Which was the longest-priced winner in the history of the Cheltenham Festival?
The Cheltenham Festival is the scene of some of the most competitive, hotly-contested horse races staged anywhere in the world. Consequently, long-priced winners, while not exactly ten-a-penny, are to be expected from time to time, especially in the handicap races. The Pertemps Network Final, for example, produced two winners at 50/1 in the early Noughties.
More surprising, though, are rank outsiders in the highest calibre, Grade One races, which are run at level weights and, at least on paper, are supposed to represent a test of class. The Triumph Hurdle, for example, produced three winners at 66/1 during the Eighties.

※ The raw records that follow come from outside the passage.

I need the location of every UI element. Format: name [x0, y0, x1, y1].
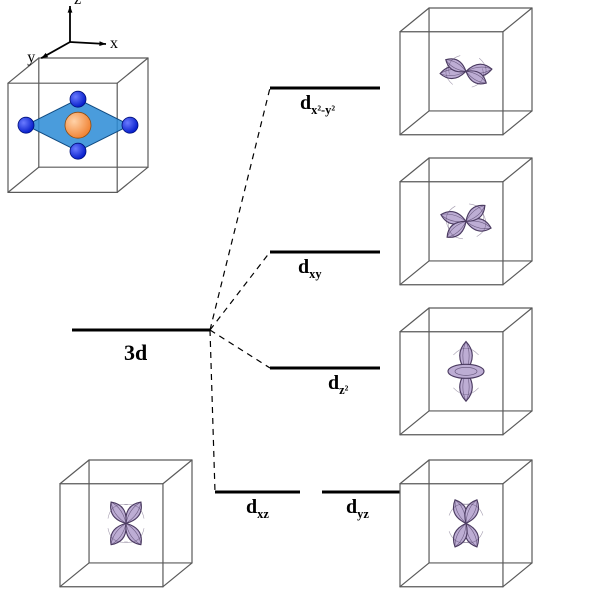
orbital-dxy	[441, 204, 491, 239]
orbital-dyz	[449, 500, 483, 547]
coord-polyhedron	[18, 91, 138, 159]
axes: x y z	[27, 0, 118, 66]
orbital-dz2	[448, 341, 484, 401]
split-line-dx2y2	[210, 88, 270, 330]
orbital-dx2y2	[440, 56, 492, 88]
orbital-dxz	[108, 502, 144, 545]
svg-text:y: y	[27, 49, 35, 66]
split-line-dz2	[210, 330, 270, 368]
split-line-dxy	[210, 252, 270, 330]
svg-text:z: z	[74, 0, 81, 8]
diagram-svg: x y z	[0, 0, 591, 609]
split-line-dxz	[210, 330, 215, 492]
svg-text:x: x	[110, 35, 118, 52]
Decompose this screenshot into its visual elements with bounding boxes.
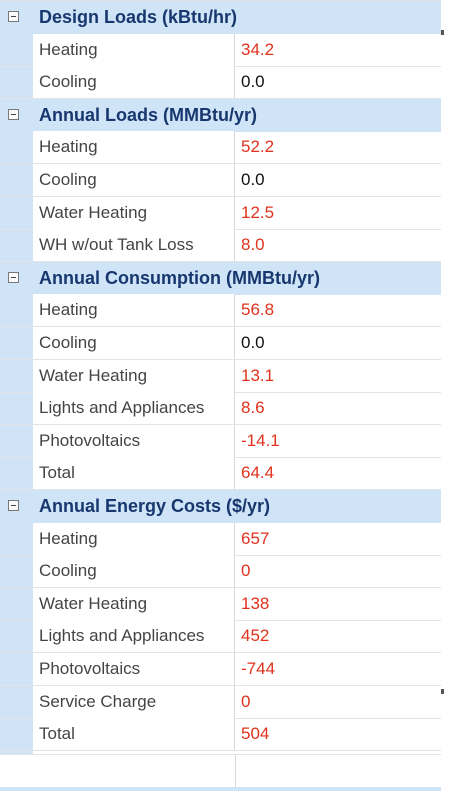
- property-value: -744: [241, 659, 276, 678]
- property-value: 657: [241, 528, 270, 548]
- property-row[interactable]: Heating 657: [0, 522, 441, 556]
- property-value: 12.5: [241, 202, 275, 222]
- scroll-marker-bottom: [441, 689, 444, 694]
- empty-row: [0, 754, 441, 788]
- property-value: 34.2: [241, 39, 275, 59]
- property-row[interactable]: Total 64.4: [0, 457, 441, 491]
- property-row[interactable]: Lights and Appliances 8.6: [0, 392, 441, 426]
- property-value: 0: [241, 561, 251, 581]
- property-name: Water Heating: [33, 359, 235, 392]
- scroll-marker-top: [441, 30, 444, 35]
- property-value: 52.2: [241, 137, 275, 157]
- property-name: Lights and Appliances: [33, 392, 235, 425]
- property-value: 138: [241, 593, 270, 613]
- property-row[interactable]: Heating 56.8: [0, 294, 441, 328]
- property-row[interactable]: Water Heating 13.1: [0, 359, 441, 393]
- property-name: Water Heating: [33, 196, 235, 229]
- property-name: Lights and Appliances: [33, 620, 235, 653]
- category-title: Annual Consumption (MMBtu/yr): [39, 267, 320, 288]
- property-name: Heating: [33, 33, 235, 66]
- property-name: Photovoltaics: [33, 424, 235, 457]
- property-row[interactable]: Cooling 0.0: [0, 327, 441, 360]
- property-name: WH w/out Tank Loss: [33, 229, 235, 262]
- property-name: Total: [33, 457, 235, 490]
- property-name: Service Charge: [33, 685, 235, 718]
- property-name: Heating: [33, 131, 235, 164]
- category-title: Annual Loads (MMBtu/yr): [39, 104, 257, 125]
- category-title: Design Loads (kBtu/hr): [39, 7, 238, 27]
- property-value: -14.1: [241, 430, 280, 450]
- property-value: 8.6: [241, 398, 265, 418]
- category-title: Annual Energy Costs ($/yr): [39, 496, 271, 516]
- collapse-minus-icon[interactable]: [8, 11, 19, 22]
- property-row[interactable]: Water Heating 12.5: [0, 196, 441, 230]
- collapse-minus-icon[interactable]: [8, 271, 19, 283]
- property-row[interactable]: Total 504: [0, 718, 441, 752]
- property-name: Heating: [33, 522, 235, 555]
- property-value: 8.0: [241, 235, 265, 255]
- property-row[interactable]: Cooling 0.0: [0, 66, 441, 100]
- property-row[interactable]: Heating 34.2: [0, 33, 441, 67]
- property-grid: Design Loads (kBtu/hr) Heating 34.2 Cooling…: [0, 0, 441, 791]
- property-row[interactable]: WH w/out Tank Loss 8.0: [0, 229, 441, 263]
- column-divider: [235, 755, 236, 788]
- property-value: 13.1: [241, 365, 275, 385]
- collapse-minus-icon[interactable]: [8, 500, 19, 511]
- property-name: Photovoltaics: [33, 653, 235, 685]
- property-row[interactable]: Heating 52.2: [0, 131, 441, 165]
- property-value: 0.0: [241, 333, 265, 352]
- property-value: 452: [241, 626, 270, 646]
- property-row[interactable]: Cooling 0: [0, 555, 441, 589]
- property-row[interactable]: Cooling 0.0: [0, 164, 441, 197]
- property-value: 0.0: [241, 72, 265, 92]
- property-value: 0: [241, 691, 251, 711]
- property-name: Cooling: [33, 555, 235, 588]
- property-name: Water Heating: [33, 587, 235, 620]
- property-value: 56.8: [241, 300, 275, 320]
- property-name: Cooling: [33, 164, 235, 196]
- property-row[interactable]: Photovoltaics -744: [0, 653, 441, 686]
- property-name: Total: [33, 718, 235, 751]
- property-value: 504: [241, 724, 270, 744]
- property-row[interactable]: Lights and Appliances 452: [0, 620, 441, 654]
- property-value: 0.0: [241, 170, 265, 189]
- property-row[interactable]: Service Charge 0: [0, 685, 441, 719]
- collapse-minus-icon[interactable]: [8, 108, 19, 120]
- property-row[interactable]: Water Heating 138: [0, 587, 441, 621]
- category-row[interactable]: Annual Loads (MMBtu/yr): [0, 98, 441, 132]
- grid-bottom-border: [0, 787, 441, 791]
- category-row[interactable]: Annual Energy Costs ($/yr): [0, 490, 441, 523]
- property-value: 64.4: [241, 463, 275, 483]
- property-name: Heating: [33, 294, 235, 327]
- property-name: Cooling: [33, 66, 235, 99]
- property-row[interactable]: Photovoltaics -14.1: [0, 424, 441, 458]
- property-name: Cooling: [33, 327, 235, 359]
- category-row[interactable]: Annual Consumption (MMBtu/yr): [0, 261, 441, 295]
- category-row[interactable]: Design Loads (kBtu/hr): [0, 1, 441, 34]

Even the ‘championship’ races, such as the Champion Hurdle and the Cheltenham Gold Cup, are not immune to the odd shock. Kirriemuir, in 1965, and Beech Road, in 1989, both won the two-mile hurdling championship at odds of 50/1, but the ‘daddy of them all’ remains Norton’s Coin, trained by Carmarthenshire permit-holder Sirrell Griffiths. Not only did he bely odds of 100/1 to win the 1990 Cheltenham Gold Cup, but did so in style, beating reigning champion Desert Orchid and breaking the course record in the process. The ‘Racing Post’ rightly called it the ‘Shock of the Century’.